A Full Range of Reasons why to Adopt Microblogging for the Enterprise
I just came by an interesting piece of my master thesis which I should share with you. I wanted to identify important use cases for microblogging but discovered that there is a really broad spectrum of different scenarios. Therefore, I tried to order these thoughts towards the different viewpoints of ‘microblogging stakeholders’. If you look at your employees such things like company culture, motivation or social awareness could be important, while your process manager most probably is thrilled because of the documenting and tracking possibilities. This resulted in the following usage pyramid.
I chose the form of a pyramid as the basic levels seem to provide a very good argumentation for microblogging in terms of hard facts and ROI, while the benefits on the top are more ‘soft’ and hard to quantify.
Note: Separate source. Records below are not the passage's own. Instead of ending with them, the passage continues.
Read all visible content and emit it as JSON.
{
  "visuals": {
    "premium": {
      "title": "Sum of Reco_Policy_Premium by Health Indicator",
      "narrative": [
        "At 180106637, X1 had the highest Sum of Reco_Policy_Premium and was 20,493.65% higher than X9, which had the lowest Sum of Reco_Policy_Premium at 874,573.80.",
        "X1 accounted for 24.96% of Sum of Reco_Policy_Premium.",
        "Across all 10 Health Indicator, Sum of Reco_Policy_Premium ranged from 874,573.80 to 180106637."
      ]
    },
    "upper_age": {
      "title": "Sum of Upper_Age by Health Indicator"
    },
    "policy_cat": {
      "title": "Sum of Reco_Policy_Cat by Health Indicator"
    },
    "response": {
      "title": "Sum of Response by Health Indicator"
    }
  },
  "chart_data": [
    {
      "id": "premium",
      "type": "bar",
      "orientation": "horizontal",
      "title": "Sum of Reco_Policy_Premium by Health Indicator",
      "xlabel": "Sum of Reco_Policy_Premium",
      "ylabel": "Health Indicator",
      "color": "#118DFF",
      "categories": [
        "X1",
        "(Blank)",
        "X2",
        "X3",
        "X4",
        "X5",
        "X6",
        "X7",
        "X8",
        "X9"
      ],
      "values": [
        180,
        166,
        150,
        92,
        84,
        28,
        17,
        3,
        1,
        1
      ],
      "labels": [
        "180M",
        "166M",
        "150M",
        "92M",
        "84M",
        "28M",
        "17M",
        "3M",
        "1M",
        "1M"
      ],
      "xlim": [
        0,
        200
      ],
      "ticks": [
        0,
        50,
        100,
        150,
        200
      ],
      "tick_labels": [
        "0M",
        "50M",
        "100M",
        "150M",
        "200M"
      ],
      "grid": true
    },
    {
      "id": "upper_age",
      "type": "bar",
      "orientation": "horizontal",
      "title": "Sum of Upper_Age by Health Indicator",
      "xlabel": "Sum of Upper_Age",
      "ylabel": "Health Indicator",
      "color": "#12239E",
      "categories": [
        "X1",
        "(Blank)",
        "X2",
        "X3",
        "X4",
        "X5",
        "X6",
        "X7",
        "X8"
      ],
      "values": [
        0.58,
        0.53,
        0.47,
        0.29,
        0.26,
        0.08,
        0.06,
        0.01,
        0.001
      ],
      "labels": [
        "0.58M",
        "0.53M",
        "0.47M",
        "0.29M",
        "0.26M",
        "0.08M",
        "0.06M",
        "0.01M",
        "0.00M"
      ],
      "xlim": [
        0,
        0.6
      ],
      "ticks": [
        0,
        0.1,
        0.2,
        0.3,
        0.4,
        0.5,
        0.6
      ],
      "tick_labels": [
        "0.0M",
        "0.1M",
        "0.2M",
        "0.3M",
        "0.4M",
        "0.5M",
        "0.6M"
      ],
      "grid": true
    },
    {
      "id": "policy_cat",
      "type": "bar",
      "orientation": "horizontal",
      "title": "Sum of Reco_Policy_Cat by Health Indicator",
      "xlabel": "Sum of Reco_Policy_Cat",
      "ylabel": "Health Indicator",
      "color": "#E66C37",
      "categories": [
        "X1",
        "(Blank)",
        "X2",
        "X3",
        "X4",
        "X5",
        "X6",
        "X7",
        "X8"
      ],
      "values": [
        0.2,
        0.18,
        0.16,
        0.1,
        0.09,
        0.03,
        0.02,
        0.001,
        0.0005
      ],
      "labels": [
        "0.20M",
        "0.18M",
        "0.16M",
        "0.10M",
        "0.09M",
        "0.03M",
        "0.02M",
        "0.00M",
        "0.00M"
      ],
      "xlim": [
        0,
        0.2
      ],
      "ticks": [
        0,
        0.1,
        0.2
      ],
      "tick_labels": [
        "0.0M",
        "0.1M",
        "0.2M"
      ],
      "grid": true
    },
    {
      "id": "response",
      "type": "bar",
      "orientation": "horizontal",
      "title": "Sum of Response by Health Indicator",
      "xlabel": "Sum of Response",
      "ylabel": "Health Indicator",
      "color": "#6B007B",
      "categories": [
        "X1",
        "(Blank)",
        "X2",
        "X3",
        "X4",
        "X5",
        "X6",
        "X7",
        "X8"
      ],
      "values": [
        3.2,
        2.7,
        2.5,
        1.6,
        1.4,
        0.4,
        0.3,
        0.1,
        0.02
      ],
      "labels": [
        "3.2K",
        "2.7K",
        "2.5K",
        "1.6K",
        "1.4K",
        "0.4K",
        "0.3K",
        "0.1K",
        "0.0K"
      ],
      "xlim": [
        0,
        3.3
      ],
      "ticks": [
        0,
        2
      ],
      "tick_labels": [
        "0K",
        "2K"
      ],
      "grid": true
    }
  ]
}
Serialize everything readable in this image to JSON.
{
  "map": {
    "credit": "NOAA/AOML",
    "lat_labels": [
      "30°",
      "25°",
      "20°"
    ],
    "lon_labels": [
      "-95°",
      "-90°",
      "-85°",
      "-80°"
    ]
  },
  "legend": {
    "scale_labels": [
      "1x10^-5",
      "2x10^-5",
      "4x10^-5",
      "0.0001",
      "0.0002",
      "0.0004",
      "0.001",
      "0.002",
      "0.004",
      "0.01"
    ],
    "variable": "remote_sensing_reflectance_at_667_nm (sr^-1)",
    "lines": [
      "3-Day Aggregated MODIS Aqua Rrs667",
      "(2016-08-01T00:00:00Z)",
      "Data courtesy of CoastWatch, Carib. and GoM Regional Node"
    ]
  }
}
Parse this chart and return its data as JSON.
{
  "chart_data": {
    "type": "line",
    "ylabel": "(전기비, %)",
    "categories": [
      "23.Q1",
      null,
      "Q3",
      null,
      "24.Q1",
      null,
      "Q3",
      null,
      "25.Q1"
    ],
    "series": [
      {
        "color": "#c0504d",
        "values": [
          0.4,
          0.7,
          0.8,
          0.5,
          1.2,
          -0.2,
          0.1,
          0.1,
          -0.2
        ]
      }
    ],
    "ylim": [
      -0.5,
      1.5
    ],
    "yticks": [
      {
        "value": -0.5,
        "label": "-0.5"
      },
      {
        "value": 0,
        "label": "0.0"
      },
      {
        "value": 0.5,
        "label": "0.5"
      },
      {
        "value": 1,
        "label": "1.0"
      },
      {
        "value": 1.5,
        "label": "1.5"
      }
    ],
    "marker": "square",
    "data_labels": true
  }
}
However, they are useful and in my view the full spectrum is exactly what makes microblogging so powerful.
Tags: microblogging, use cases



August 23rd, 2009 at 17:23
Hi Martin,
i just read this very interesting article. What is your opinion about introducing an microblogging tool in an common “non-2.0″ enterprise? Will there be a demand for trainings and courses for the employees? Maybe for best practices and initial rules (e.g. how to structure knowledge and what kind of information is adequate for an microblogging tool - coparable with introducing an enterprise wiki).
Or should there be the freedom for self-development and self-organisation for the users, according to the guideline “As much guidance as necessary, as little as possible”?
Best Regards,
Sebastian
August 24th, 2009 at 07:08
Hi Sebastian
Well, in my opinion it is a bad sign for microblogging adoption in an enterprise if users ask for training or rules. Ok, the functional approach could be new to most of them (but is very easy). Mostly it will be the approach to just share information with others on a volontary basis what is uncommon for them. It might be hard to teach them.
However, I saw several cases where especially microblogging helped to introduce a “2.0″ culture in a company. You need a few people (including executives) who are “2.0″ and use the tool. Others will learn from them and soon start to “tweet” their information as they also want to show what they do and can. I am pretty sure that a postive kind of “egoism” is the driver behind all “2.0″ stuff. So the most important thing in adoption is to make sure that performance gets awarded in some way (executives are on the platform; participation points like in SAP SDN; corporate culture of “sharing is good”; …).